The company does not support their editors. When clients complain, the order is reviewed by their full-time staff. No matter how high your score, no matter how well they esteem your editing, no matter how petty the client's complaints are (including that the client just didn't like a change you made, which they could just choose not to accept in their own revisions), the client is offered a redo or a refund. Frequently, the client requests a different editor for this. Again, no matter how high your review score or what praise was given to your work by the senior editors, if this request is made it will be granted, and you can lose your pay (and your time) for that order. Unfortunately, because all remote editors are contract workers, this is legit, and you have no recourse.

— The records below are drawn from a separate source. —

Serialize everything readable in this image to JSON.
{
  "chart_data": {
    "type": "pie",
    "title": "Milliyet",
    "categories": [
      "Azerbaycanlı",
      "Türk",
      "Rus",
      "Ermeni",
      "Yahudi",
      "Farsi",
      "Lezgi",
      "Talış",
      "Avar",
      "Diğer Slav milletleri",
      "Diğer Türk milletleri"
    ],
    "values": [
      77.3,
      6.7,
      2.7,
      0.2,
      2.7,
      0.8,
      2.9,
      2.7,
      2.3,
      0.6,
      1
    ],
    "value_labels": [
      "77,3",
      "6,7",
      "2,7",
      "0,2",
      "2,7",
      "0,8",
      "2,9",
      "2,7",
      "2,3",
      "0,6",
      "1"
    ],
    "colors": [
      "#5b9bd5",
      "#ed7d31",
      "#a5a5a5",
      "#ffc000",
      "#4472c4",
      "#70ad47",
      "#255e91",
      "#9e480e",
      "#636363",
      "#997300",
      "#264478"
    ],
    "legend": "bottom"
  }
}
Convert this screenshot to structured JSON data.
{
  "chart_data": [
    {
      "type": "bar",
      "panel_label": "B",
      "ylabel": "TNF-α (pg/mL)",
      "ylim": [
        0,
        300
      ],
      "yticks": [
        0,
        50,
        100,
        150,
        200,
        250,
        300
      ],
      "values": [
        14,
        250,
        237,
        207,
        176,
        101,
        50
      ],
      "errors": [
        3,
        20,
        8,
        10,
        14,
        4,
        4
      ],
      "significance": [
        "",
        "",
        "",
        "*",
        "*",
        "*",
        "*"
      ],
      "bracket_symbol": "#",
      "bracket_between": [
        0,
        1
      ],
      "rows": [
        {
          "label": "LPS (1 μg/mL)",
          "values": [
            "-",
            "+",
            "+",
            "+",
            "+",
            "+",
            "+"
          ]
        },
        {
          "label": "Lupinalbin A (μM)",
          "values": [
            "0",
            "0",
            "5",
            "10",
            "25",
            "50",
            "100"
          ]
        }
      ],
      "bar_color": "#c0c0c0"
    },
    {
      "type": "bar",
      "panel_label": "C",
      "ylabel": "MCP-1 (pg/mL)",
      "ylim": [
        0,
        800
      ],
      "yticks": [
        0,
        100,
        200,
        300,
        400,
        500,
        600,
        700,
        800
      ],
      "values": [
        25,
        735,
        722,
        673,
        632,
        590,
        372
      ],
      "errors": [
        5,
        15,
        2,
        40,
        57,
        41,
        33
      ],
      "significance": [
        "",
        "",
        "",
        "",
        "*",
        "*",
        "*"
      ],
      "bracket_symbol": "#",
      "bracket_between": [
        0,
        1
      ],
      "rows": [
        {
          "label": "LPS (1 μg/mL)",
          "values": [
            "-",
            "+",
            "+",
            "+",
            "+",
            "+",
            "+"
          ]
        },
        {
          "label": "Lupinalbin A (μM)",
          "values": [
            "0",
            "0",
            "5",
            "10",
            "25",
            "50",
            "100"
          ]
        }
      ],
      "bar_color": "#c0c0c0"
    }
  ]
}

I understand that keeping clients happy is how they stay in business--it's part of how all companies stay in business. But there appears to be no point at which the company will stand by the work of their editors, and no point at which the client stops being right--no matter how petty, foolish, or unreasonable they are being in their requests and complaints. The worst part is that clients have figured this out, and they appear to know that complaining enough can get them free services.
Clients are not expected to take any measure of responsibility for their own work. You will see some truly abysmal writing in this job, and there appears to be no limit to the expectations placed on you to turn it into something worthy of highest regard (no matter how poorly conceived, constructed, and written it is when it comes to you). At the end of the day, there's only so much you can do without extensively researching and rewriting concepts from scratch (a no-no at Scribendi, and rightly so as that is not editing), but clients expect things to come back to them with no further review or writing necessary on their part, regardless of how dirt-poor the original was. In fact, client complaints often fall under the category of "I don't want to keep this change that the editor made," and rather than simply rejecting that change in the review process (a simple click of a button), they complain and demand a redo or a refund.
In short, do not expect clients to be reasonable and do not expect Scribendi to EVER take your side, even when they deem your work "excellent" or a client's complaints invalid.